In August, the Haines family made the annual foray into the rustic bliss of Carp Lake, Michigan. We stayed in a cabin right on Paradise lake. (I should explain that the lake is called Paradise Lake, but the town is Carp Lake; they didn’t want a name so attractive that it would make people actually want to move there.) The owners of the cabin live next door with Moose, an aptly named chocolate Lab.

I wanted to share my newest artistic endeavor, poi spinning. This is a traditional Maori exercise/art form that has gotten quite trendy here in recent years. I had practice poi that I made out of obnoxious orange yarn and tennis balls, and I explained that once I got good, then I would buy the ones you can light on fire. Everyone looked at me like they were waiting for the rest of the story. It’s really sad when you can talk about dipping kevlar wick in kerosene, setting it on fire, and spinning it around your body, and still not get a rise out of your family.

A trip to Mackinac Island was compulsory, and my sister somehow managed to get soaked on the ferry ride both to and from the island. Of course this is my ideal place as there are no cars; you get around by foot, bicycle, or the pinnacle of all transport, The Horse. I rented a bicycle and rode around the circumference of the island, turning the seat orange from the dye in my Fabulous Orange Pants.

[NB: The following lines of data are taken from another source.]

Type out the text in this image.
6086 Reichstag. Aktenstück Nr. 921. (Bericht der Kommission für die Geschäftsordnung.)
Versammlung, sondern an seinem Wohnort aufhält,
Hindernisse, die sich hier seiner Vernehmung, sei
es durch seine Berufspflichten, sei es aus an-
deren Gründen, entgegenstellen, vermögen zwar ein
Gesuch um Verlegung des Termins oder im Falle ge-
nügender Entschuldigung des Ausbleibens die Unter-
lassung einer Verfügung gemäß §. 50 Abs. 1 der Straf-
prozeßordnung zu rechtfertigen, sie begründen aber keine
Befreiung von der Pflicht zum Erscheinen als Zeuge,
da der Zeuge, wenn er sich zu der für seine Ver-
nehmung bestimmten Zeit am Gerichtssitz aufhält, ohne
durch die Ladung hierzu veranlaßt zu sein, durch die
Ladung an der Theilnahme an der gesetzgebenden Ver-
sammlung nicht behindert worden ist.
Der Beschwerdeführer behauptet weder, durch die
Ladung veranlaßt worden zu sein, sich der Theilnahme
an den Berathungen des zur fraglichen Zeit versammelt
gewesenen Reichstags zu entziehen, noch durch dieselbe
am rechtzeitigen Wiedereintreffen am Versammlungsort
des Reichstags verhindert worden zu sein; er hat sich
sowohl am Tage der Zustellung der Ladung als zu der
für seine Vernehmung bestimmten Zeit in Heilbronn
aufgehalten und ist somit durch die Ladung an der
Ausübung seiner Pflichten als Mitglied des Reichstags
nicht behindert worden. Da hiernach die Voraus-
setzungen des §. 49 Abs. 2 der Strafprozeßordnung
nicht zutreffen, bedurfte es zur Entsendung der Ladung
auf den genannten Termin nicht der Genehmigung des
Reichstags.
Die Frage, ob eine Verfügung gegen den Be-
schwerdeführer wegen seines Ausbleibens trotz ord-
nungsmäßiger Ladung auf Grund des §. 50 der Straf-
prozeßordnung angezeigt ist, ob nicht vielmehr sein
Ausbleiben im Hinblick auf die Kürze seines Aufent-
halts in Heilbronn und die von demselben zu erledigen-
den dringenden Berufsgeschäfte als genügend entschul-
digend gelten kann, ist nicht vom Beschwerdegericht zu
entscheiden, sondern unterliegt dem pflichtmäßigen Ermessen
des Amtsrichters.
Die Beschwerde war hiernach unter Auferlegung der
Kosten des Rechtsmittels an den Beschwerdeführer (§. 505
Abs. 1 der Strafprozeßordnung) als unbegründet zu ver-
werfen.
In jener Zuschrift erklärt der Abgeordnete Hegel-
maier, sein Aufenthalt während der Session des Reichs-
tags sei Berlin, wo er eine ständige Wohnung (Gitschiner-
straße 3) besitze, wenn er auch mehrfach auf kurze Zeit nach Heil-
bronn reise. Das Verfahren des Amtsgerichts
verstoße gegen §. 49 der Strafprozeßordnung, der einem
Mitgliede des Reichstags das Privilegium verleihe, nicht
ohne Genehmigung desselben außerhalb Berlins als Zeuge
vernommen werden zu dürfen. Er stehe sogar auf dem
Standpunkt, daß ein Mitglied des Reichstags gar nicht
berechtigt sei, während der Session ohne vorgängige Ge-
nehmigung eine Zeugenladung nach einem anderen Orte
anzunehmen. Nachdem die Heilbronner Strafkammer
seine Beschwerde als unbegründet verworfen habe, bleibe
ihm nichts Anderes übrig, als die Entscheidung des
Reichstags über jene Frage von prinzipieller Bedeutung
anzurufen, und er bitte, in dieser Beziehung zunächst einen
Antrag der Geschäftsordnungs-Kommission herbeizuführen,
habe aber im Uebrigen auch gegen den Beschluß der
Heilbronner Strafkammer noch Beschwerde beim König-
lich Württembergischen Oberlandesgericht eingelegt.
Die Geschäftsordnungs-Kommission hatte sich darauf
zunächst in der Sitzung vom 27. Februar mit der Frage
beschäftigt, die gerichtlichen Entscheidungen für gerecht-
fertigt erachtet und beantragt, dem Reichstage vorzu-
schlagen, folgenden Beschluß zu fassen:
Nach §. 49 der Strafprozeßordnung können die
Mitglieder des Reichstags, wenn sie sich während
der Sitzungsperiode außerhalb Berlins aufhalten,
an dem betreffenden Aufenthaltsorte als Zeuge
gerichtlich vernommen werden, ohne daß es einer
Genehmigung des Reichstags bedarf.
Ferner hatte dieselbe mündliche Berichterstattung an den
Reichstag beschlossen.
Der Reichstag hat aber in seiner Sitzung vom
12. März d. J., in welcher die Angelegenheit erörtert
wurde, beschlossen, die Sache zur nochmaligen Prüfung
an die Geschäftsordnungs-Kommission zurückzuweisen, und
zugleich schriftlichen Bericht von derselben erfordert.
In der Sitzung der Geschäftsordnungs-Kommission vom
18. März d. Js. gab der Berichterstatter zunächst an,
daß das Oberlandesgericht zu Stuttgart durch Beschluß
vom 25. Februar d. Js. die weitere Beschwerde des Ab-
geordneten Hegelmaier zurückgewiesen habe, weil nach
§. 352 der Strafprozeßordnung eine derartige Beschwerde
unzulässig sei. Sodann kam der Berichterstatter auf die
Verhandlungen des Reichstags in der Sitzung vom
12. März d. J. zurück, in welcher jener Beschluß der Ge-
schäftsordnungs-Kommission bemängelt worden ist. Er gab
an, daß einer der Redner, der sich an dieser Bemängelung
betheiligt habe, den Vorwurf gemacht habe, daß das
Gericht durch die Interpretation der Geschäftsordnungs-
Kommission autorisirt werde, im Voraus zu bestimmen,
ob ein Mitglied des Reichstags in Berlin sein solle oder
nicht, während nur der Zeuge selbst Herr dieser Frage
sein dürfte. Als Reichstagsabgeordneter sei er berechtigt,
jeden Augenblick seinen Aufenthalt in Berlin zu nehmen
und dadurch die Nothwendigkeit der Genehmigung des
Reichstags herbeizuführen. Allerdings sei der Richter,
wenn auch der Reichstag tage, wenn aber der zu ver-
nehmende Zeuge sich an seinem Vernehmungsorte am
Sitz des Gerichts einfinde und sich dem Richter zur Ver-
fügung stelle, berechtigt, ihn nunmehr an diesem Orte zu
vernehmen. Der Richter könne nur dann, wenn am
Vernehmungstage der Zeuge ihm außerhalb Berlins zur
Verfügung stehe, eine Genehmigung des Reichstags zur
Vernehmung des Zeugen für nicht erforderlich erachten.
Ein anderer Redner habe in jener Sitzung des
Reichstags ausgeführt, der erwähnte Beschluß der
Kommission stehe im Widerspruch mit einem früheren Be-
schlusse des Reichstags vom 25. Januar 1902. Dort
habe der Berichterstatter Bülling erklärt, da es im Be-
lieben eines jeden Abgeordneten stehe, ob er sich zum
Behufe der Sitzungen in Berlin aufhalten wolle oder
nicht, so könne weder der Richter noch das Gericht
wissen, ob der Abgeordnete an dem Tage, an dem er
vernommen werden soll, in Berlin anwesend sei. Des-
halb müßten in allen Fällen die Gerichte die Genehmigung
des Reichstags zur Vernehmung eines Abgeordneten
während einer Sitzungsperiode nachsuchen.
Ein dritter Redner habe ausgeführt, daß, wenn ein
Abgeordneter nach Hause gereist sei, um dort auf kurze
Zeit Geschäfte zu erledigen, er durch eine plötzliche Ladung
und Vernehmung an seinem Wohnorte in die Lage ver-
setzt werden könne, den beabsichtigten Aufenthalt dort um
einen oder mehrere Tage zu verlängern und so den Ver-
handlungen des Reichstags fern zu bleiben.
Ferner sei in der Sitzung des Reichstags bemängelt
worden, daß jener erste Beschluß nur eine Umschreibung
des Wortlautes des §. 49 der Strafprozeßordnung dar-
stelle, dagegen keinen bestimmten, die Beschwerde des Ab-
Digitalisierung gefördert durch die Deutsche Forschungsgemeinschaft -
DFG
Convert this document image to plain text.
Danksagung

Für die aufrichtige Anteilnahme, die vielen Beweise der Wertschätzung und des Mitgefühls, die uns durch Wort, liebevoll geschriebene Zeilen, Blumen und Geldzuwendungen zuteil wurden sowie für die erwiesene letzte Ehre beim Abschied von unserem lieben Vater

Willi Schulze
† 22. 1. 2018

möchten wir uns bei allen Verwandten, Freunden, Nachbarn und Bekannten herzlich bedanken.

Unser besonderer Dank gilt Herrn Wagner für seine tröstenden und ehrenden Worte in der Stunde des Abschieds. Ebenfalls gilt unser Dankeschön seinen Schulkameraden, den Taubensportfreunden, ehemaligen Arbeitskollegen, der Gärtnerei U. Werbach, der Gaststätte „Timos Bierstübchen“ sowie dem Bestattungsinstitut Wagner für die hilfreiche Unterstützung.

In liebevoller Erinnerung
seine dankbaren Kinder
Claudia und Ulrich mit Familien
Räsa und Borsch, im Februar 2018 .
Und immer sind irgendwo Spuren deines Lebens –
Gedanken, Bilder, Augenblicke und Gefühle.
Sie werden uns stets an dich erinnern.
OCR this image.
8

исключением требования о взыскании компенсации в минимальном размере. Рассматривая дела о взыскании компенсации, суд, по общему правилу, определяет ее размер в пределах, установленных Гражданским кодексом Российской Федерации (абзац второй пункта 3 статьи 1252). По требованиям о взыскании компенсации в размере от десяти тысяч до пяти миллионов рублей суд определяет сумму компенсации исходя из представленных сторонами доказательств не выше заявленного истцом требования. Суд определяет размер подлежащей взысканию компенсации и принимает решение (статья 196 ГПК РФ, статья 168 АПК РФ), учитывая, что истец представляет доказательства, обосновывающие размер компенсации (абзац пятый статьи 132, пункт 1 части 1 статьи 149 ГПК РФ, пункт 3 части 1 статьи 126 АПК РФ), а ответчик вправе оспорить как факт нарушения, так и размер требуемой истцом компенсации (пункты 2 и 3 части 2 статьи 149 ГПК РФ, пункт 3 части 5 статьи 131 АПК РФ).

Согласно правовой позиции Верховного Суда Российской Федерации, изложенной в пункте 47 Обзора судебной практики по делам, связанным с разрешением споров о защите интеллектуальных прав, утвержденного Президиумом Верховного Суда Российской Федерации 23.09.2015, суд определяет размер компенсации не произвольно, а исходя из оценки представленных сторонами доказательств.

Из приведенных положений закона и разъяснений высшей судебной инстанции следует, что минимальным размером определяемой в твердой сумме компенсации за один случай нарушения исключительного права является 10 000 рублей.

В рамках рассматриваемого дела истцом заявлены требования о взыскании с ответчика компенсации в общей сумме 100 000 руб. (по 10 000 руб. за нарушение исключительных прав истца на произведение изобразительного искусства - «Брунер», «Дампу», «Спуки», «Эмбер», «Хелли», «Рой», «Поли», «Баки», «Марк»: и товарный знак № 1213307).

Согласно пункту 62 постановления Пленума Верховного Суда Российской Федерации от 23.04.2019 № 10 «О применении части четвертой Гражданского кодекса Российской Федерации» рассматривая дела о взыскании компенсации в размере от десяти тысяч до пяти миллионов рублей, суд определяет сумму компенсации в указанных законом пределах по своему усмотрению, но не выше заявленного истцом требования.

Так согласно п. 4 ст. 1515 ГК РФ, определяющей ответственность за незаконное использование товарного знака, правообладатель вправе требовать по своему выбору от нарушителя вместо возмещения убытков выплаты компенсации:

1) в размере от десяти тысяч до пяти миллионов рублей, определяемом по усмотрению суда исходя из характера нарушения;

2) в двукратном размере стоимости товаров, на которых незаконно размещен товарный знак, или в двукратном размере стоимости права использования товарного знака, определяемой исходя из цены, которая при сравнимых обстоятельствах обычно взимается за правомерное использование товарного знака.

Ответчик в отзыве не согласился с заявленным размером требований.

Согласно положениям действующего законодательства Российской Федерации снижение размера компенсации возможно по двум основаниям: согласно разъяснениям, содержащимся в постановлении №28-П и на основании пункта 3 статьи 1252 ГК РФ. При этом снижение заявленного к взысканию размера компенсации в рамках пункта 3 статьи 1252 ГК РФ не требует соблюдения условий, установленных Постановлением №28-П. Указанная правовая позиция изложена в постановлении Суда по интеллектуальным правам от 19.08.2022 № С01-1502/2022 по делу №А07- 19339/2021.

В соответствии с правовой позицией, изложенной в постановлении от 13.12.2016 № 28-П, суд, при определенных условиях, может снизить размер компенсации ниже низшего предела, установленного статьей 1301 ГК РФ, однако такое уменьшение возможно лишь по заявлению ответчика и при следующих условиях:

And now for the Patchwork Palace. This is a turn-of-the-last-century vacation home with decor that is best described as eclectic. One could spend an hour looking at a room without being able to take in all of the knick-knacks, dust catchers, and souvenirs. I thought this was an excellent test for me to stretch my comfort zones, as I consider throw pillows on a couch to be clutter.

But one could appreciate the multiple pots, pans, and utensils in the kitchen; if you needed something, just look around and grab it from the ceiling or wall. I still had to improvise; I made hot tea in a saucepan, and had to use a fork to get the bag out as they did not have a “teabag fisher-outer.” (What are these really called? Teabag tongs??)

There were about a dozen plastic wine glasses (cups?), which came in handy in telling each other’s drinks apart. I was chosen as the wine sommelier at the party we gave for various relatives, friends, and anyone else who felt like showing up. Even Moose made an appearance; I think he wanted to hang out with us at the campfire but Mom wouldn’t let me give him a s’more.

There was only one shower in this place, which was so small that even I had trouble turning around. Mom decided to take matters into her own hands, and rigged up a nozzle to the upstairs bathtub. She was then able to wash her hair by getting onto her hands and knees in the bathtub, to which I said, “Mom, just say NO to crack!” I was glad I was able to recover enough to dance at the annual Sugar Hill contra dance weekend.

Who knew staying in a messy house could be such fun?!